Stations, Stops on the Road / To Stop and Look ; Forward and Back / To Take It All In
途上の留という言葉から直ちに連想されるのは Stations of the Cross 、つまりキリストの十字架の道行きである。通常は14の場面から成り立つこれらの情景は古来よりキリスト教美術の伝統的な図像でもあった。そして現代美術においても同じテーマで重要な先例がある。いうまでもなくバーネット・ニューマンが1958年から66年にかけて制作し、現在はワシントンのナショナル・ギャラリーに収められている14点の連作「The Stations of the Cross」である。セラの作品はニューマンと無関係ではありえないだろう。現実の場に位置を占めるセラの作品は「場の感覚」を主張するニューマンの正当な後継者であり、なによりも垂直に屹立する《アファンガー》のイメージは禁欲的なモノクロームのニューマンのジップ絵画連作を強く連想させ、ニューマンの彫刻とも親近性をうかがわせる。

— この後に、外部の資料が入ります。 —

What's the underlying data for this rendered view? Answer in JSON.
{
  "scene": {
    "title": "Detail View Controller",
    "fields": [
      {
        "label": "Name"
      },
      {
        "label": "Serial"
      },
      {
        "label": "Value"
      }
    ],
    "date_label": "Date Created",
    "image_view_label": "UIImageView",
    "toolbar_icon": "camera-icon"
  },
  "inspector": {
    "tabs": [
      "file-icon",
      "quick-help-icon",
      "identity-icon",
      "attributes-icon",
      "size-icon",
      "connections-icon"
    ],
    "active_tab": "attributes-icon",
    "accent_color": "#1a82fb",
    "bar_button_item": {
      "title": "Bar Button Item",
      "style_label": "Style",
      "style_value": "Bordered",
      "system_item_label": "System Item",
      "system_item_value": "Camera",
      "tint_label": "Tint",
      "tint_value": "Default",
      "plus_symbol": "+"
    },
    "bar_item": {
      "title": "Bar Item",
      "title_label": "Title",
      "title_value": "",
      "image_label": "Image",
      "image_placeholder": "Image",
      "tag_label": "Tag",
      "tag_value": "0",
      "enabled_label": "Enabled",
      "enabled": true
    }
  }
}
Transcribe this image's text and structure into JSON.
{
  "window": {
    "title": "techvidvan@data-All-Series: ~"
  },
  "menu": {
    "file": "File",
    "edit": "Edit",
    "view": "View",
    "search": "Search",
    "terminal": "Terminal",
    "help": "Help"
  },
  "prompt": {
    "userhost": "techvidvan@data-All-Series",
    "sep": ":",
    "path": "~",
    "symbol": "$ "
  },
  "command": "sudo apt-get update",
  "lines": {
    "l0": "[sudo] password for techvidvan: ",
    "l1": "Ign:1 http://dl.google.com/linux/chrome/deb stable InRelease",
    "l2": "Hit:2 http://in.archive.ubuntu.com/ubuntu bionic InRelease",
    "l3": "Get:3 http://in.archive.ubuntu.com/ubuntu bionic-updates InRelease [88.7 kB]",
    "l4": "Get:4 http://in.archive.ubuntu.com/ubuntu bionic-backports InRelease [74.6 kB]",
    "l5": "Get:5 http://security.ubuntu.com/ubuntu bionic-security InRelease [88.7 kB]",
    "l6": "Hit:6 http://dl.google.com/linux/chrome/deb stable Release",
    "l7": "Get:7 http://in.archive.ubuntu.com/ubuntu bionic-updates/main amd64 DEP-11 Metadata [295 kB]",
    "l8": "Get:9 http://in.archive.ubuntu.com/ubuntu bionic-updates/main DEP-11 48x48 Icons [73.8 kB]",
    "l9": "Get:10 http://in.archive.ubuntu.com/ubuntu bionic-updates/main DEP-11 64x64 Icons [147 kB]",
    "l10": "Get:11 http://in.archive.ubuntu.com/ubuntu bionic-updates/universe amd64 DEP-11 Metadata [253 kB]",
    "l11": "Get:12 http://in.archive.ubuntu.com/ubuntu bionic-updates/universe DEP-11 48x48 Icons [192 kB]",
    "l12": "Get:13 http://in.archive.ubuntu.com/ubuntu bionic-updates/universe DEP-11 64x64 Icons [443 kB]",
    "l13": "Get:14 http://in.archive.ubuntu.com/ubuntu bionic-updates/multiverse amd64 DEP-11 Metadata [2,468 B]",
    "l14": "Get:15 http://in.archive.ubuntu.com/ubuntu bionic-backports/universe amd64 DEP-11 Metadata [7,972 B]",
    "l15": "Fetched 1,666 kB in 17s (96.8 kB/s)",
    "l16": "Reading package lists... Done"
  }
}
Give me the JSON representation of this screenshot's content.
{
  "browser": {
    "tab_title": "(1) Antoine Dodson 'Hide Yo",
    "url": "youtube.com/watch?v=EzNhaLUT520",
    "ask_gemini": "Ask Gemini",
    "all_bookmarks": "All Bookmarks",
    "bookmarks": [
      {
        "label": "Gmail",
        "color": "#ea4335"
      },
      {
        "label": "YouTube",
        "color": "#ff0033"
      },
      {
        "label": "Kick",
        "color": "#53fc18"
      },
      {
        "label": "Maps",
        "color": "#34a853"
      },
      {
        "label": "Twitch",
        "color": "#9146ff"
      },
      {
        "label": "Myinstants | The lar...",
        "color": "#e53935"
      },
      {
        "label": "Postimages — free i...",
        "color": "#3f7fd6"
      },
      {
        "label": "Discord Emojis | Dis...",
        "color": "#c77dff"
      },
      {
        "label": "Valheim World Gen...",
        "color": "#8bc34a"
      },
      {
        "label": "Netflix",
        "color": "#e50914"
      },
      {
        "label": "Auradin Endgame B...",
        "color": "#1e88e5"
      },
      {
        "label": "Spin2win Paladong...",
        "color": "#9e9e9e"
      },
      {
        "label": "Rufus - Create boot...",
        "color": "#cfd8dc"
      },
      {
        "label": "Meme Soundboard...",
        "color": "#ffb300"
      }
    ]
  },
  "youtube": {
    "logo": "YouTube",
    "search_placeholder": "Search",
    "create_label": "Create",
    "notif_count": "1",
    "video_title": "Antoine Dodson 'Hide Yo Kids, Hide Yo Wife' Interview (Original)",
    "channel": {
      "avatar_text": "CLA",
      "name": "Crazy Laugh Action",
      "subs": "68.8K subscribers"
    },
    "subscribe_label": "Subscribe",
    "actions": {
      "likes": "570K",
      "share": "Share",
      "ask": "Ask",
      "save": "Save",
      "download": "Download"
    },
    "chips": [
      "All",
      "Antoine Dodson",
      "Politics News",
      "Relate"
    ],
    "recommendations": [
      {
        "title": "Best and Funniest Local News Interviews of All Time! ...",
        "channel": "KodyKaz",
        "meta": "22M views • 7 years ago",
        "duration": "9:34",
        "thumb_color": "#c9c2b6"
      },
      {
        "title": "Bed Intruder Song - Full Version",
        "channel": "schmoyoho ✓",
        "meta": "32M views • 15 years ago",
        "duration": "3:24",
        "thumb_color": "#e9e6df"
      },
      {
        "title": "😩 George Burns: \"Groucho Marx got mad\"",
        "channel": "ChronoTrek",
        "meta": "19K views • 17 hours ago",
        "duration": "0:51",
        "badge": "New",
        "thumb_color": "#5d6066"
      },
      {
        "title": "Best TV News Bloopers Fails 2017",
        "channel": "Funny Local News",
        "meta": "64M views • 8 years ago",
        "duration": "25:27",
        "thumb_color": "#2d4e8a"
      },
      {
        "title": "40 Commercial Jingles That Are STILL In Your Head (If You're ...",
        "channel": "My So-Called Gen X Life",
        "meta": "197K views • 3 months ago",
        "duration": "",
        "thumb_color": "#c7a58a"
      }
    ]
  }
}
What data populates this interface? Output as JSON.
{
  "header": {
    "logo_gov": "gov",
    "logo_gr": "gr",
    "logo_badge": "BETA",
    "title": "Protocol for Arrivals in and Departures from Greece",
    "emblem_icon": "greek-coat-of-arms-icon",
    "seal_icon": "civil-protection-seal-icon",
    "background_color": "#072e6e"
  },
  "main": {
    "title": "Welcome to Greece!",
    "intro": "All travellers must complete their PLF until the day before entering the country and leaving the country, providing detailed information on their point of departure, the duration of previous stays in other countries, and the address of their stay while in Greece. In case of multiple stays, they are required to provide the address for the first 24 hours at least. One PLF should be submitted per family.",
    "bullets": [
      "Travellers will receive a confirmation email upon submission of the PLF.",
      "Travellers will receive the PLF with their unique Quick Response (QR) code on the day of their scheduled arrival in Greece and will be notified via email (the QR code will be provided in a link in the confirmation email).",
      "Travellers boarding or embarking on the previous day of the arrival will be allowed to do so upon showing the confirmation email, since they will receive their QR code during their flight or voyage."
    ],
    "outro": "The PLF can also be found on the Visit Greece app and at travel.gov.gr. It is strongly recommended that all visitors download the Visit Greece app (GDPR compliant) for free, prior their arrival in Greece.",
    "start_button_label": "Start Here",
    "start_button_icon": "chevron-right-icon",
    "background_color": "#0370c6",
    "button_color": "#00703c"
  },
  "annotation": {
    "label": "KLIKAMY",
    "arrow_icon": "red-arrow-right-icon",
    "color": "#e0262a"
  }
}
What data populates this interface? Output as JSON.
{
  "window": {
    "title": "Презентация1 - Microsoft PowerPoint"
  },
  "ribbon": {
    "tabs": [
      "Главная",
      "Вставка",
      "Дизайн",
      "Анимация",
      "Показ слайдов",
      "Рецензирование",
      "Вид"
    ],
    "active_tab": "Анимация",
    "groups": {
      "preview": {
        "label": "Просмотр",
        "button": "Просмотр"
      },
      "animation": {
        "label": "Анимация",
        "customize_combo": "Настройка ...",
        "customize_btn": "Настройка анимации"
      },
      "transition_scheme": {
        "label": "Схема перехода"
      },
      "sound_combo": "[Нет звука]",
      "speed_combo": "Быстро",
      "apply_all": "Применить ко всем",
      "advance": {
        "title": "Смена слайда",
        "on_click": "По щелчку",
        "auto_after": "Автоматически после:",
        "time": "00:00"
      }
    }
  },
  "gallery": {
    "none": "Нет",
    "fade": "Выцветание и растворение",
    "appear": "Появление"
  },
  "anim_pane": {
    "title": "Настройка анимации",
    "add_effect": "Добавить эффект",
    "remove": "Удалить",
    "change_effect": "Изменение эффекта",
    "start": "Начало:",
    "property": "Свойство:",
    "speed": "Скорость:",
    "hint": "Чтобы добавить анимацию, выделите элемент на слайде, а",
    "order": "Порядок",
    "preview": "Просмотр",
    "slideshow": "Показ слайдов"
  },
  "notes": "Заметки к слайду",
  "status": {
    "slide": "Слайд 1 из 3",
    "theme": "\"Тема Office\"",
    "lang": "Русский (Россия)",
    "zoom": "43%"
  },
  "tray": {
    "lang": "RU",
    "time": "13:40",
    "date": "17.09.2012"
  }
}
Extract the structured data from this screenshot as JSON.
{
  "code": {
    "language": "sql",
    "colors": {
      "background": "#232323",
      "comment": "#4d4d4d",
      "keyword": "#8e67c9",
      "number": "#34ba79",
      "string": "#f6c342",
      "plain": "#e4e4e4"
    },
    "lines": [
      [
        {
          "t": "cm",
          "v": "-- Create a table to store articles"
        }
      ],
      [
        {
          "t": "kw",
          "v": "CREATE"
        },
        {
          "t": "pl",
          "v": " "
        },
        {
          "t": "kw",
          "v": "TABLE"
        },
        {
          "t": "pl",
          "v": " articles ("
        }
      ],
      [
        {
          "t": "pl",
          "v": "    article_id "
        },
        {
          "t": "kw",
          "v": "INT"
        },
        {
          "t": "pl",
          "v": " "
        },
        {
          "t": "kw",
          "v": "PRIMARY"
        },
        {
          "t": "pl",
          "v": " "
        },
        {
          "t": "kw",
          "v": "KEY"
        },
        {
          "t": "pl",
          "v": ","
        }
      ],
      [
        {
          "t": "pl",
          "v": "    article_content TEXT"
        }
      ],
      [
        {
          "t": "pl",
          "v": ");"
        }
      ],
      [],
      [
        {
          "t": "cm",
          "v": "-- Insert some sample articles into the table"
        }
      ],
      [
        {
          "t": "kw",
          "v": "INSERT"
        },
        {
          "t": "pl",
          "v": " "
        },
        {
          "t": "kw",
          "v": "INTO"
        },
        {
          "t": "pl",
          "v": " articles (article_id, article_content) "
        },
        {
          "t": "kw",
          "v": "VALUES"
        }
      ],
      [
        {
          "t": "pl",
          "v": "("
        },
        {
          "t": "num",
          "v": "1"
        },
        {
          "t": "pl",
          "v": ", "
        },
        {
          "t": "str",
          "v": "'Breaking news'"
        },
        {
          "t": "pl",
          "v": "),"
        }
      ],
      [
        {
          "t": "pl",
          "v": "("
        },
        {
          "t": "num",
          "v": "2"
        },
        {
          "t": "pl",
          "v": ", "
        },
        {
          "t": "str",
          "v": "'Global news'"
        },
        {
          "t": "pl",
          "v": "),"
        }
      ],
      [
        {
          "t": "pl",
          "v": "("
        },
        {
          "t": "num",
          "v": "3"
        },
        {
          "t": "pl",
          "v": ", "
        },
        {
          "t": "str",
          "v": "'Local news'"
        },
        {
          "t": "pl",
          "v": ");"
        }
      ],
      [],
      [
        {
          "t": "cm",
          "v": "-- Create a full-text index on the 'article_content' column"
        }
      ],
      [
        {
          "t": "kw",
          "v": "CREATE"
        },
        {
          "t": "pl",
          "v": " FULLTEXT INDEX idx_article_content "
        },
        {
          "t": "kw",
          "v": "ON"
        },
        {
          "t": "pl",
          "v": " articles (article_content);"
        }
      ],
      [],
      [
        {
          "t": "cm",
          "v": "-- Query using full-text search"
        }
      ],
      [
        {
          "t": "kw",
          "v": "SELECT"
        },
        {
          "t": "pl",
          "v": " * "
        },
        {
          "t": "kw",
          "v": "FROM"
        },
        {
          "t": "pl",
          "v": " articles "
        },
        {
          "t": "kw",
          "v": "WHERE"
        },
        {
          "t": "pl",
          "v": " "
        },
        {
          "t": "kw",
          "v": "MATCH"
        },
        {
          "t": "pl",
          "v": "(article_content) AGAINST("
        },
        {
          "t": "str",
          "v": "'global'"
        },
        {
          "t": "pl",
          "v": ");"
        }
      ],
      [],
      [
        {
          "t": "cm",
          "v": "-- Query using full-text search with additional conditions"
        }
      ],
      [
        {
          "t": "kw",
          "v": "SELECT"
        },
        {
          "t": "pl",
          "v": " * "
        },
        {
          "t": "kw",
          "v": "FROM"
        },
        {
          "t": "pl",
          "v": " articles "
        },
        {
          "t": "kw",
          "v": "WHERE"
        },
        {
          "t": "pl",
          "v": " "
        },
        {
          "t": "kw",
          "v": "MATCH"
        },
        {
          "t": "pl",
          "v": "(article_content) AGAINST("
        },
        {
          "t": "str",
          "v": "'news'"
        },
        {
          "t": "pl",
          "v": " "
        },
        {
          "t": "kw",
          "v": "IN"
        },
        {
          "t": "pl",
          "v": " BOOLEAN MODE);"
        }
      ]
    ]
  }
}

 もう少し詳しく作品を記述しよう。今述べたとおり作品はいずれも対の石板として設置されている。カタログにはタイトルの横に「九つの場所、二つの高度」という言葉が付されている。対の石板はヴィディ島の周囲を取り巻くように島内の9箇所に設置され、島を上空から鳥瞰した写真によってその状況はある程度理解できる。この点は十字架の道行きのごとく、一つのパッセージとして作品が構想されている点を暗示しているかもしれない。二つの高度とは4 メートルと3 メートル、異なった高さの二つの石板、それぞれ最上辺が海抜9 メートルと10メートルを標定していることを意味する。
 直立するモノリスは直ちにキューブリックのフィルムを連想させる。あるいは墓標やオベリスク。多様なコノテーションをもつ点はセラの寡黙な作品の中ではむしろ例外的である。素材はこの島固有の黒灰色の玄武岩であり、石という素材もセラの作品としては珍しく、これ以前にはおそらく1982年にフィレンツェ近郊に設置した作品しか例がない。セラ自身もフィレンツェの作品について触れたテクストの中で、彫刻における素材の重要性を説いた後、自身が多用する鉄に比べて元素的な素材である石が時間という問題と深く関わっていることを強調している。2006年にニューヨーク近代美術館で開かれたセラの二回目の回顧展のカタログテクストでリン・クックは《アファンガー》に触れ、玄武岩の使用がこの作品に二つの意味を賦与している点を指摘している。一つは垂直の構造とあいまって境界を画定し、海抜高度を標定する標点としての意味であり、もう一つはこの島の地質学的な特性との関連である。セラは作品が設置される場所と深く結びつくべきであるという主張を繰り返してきたが、クックが指摘する意味は土地との関係があまりにも生々しく、セラの作品の中でも例外的な印象がある。私の手元には1998年にドイツで刊行されたセラの版画のカタログ・レゾネがある。この中にも1991年に制作された「アファンガー」と題された一連の作品が存在する。その一部は上に示したカタログにも収録されているが、面的な要素で構成される場合が多いセラの版画やドローイングの中で、線的な要素を強調したアファンガー連作は異彩を放っている。立体においても版画においてもアイスランドの小さな島に触発された作品が一種の特異点を形成している点は興味深い。その理由はおそらく最初に述べた「世界の果て」に比される風景と関わっているだろう。クックによれば1988年の最初の訪問以来、セラもこの島の風景に畏怖の念を抱いたという。この点において《アファンガー》と北ヨーロッパにも分布するドルメンやメンヒルといった巨石記念物の相似は暗示的である。都市空間を強引にねじ伏せ、時に作品撤去にまで発展する議論を引き起こしてきたセラでさえ、アイスランドの絶景を前にして、風景への強引な介入ではなく、いわば土地の霊、ゲニウス・ロキに導かれて作品を構想せざるをえなかったというべきであろうか。
 セラの作品といわゆるランド・アートとの共通点と差異は一編の論文の主題たりうる。私の印象としてはセラの作品の場合、設置される場所は所与の条件である場合が多く、場との間に交わされる緊張が作品の大きな魅力であった。《アファンガー》において作品はむしろ場と親和している。アイスランドの荒地に屹立する異例の作品はセラのみならず野外に設置される作品と場との関係にいくつもの重要な示唆を与える。